The virus is carried in tiny droplets in the air, usually from a cough or sneeze. Any mask that catches those helps prevent virus spread to and from you. So literally a bandana covering your face is going to prevent some. Of course it won't be as effective as a legit N95 or N99 mask, maybe it's only 10% as effective, but that is not the same as being totally ineffective.

Further, any form of masks provides a psychological aid to help people stop touching their face.

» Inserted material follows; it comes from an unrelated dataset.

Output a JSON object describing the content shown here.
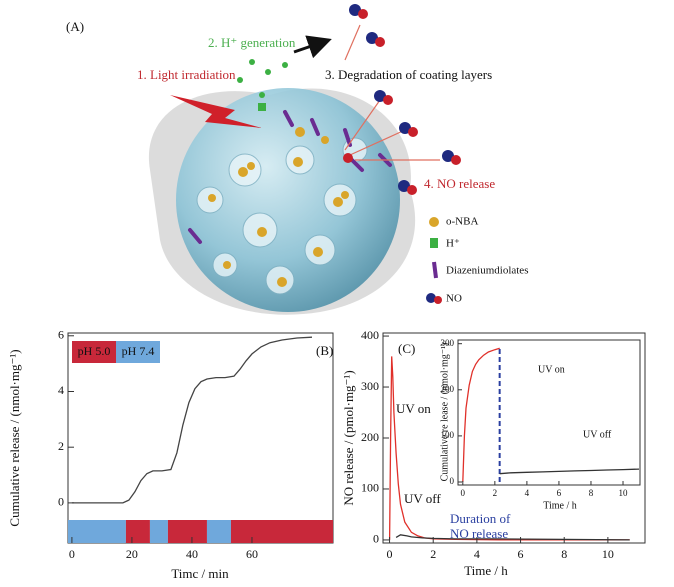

The main goal is minimizing leaks and making sure air flows through material. While a bandana would not be totally ineffective, there's room for innovation:

> A Hanes Heavyweight 100% preshrunk cotton T-shirt (made in Honduras) [...] was boiled for 10 minutes and air-dried

> A commercially available N95 respirator requires a fit factor of 100

> The prototype mask achieved a fit factor of 67

> We showed that a hand-fashioned mask can provide a good fit and a measurable level of protection from a challenge aerosol. [...] When made by naive users, this mask may be less effective because of variations in material, assembly, facial structure, cultural practices, and handling

From "Simple Respiratory Mask" (2006) http://dx.doi.org/10.3201/eid1206.051468

edit: formatting


To all those MBAs who excelled at squeezing out the last dollar at any cost to the US society, thanks.


What? How is it the MBAs fault that production was cheaper elsewhere and that consumers always seek the lowest prices? Do you think they should've just ran losses to cover for the rest of us in case of a global pandemic? This has nothing to do with corporate executives and everything to do with national policy.